Illinois accuses Nationwide Title Clearing of robosigning
The attorney general in Illinois on Thursday sued a mortgage document firm and said it filed "faulty" documents with local governments in a rush to process mortgages and foreclosures.
Nationwide Title Clearing Inc was a "key contributor" to the mortgage crisis by "undermining the integrity and accuracy of the mortgage servicing and foreclosure process," Attorney General Lisa Madigan said in a statement.
The Palm Harbor, Florida-based firm prepares documents for mortgage servicers to use against borrowers who are in default or foreclosure.
A spokeswoman for Nationwide Title said the firm had not yet seen the lawsuit.
The lawsuit comes as Illinois and other states are close to signing an agreement with five top U.S. banks to resolve allegations of mortgage servicing and foreclosure abuses.
Those negotiations began more than one year ago, after reports emerged that workers had "robo-signed," or signed without reading, thousands of pages of mortgage documents, which in some cases led to unlawful foreclosures.
That multistate settlement does not include contractors used by the banks in some of the questionable practices.
Nationwide Title works for eight of the 10 largest lenders and mortgage servicers, according to the lawsuit.

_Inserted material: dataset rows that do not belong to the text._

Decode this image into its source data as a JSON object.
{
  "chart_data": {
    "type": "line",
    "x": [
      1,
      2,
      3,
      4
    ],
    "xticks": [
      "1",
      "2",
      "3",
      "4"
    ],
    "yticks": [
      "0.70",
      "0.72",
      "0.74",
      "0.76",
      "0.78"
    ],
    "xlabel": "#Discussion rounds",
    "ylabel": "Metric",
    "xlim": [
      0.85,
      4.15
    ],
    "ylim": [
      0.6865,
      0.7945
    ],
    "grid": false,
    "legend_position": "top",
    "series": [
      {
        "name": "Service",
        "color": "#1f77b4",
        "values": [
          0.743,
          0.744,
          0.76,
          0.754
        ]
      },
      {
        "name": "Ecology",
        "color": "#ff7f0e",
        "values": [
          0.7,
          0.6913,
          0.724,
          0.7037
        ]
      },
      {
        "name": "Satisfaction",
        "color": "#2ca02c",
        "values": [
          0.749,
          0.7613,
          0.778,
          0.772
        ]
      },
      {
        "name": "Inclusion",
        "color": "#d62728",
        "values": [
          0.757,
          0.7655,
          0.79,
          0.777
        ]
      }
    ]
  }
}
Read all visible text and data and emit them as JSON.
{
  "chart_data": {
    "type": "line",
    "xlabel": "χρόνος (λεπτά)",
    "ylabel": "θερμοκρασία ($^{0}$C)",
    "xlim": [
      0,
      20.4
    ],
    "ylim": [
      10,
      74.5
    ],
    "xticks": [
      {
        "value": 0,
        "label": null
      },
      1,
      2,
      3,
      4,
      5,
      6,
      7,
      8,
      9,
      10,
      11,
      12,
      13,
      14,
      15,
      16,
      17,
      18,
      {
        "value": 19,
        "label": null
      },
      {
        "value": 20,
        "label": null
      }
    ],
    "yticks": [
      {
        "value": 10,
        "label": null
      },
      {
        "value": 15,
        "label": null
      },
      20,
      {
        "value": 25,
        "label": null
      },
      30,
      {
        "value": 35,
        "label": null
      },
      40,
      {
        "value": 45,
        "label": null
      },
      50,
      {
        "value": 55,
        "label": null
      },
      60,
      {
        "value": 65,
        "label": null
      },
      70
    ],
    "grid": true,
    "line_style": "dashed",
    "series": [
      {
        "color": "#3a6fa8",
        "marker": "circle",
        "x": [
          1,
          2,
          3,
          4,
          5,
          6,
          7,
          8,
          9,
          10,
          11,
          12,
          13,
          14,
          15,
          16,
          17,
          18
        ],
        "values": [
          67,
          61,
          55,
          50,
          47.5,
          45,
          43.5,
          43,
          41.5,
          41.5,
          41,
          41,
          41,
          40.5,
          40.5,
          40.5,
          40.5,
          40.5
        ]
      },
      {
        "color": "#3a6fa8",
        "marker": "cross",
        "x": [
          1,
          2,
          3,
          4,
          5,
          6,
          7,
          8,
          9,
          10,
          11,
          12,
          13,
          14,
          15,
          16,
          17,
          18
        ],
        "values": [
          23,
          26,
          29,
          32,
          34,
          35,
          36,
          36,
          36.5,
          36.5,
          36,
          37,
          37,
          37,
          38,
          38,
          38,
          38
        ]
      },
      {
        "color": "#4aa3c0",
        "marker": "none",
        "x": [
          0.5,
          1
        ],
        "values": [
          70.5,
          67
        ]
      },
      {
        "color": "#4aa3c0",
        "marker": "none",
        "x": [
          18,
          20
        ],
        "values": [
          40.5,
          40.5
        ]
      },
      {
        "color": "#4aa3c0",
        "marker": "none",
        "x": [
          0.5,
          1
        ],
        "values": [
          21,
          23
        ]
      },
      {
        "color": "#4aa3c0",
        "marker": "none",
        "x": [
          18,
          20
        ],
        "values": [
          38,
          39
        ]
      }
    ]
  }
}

Its employees often signed documents as "vice president" of other companies, even though they were Nationwide Title workers, the lawsuit said.
Crystal Moore, for example, signed documents as a vice president of Citi Residential Lending Inc, even though she was an employee of National Title.
The employees sign a few thousand documents each day, and do not read and verify the documents they sign, according to the lawsuit.
The documents often include statements that the signatory has personal knowledge of the facts in the document, the lawsuit said.
The company is a "document production factory," Madigan said in the lawsuit.
The lawsuit, filed in Cook County Circuit Court, accuses the firm of violating the Illinois Consumer Fraud and Deceptive Practices Act and the Uniform Deceptive Trade Practices Act.
Through the lawsuit Madigan asked the court to require the firm to review and fix documents it unlawfully created and recorded, and pay back revenue and profit it gained through the practices.
The suit also seeks civil penalties of up to $50,000 per violation.
Madigan has stepped up her state's efforts to punish companies for what she views as their role in the 2007-2009 financial crisis.
She sued Standard & Poor's last week, for example, and said it fueled the nation's housing and financial crises by assigning inflated credit ratings to risky mortgage-backed securities.
Madigan also appeared with Attorney General Eric Holder and other top U.S. officials in Washington last week to announce a new federal-state working group that would investigate misconduct in the packaging and sale of home loans to investors.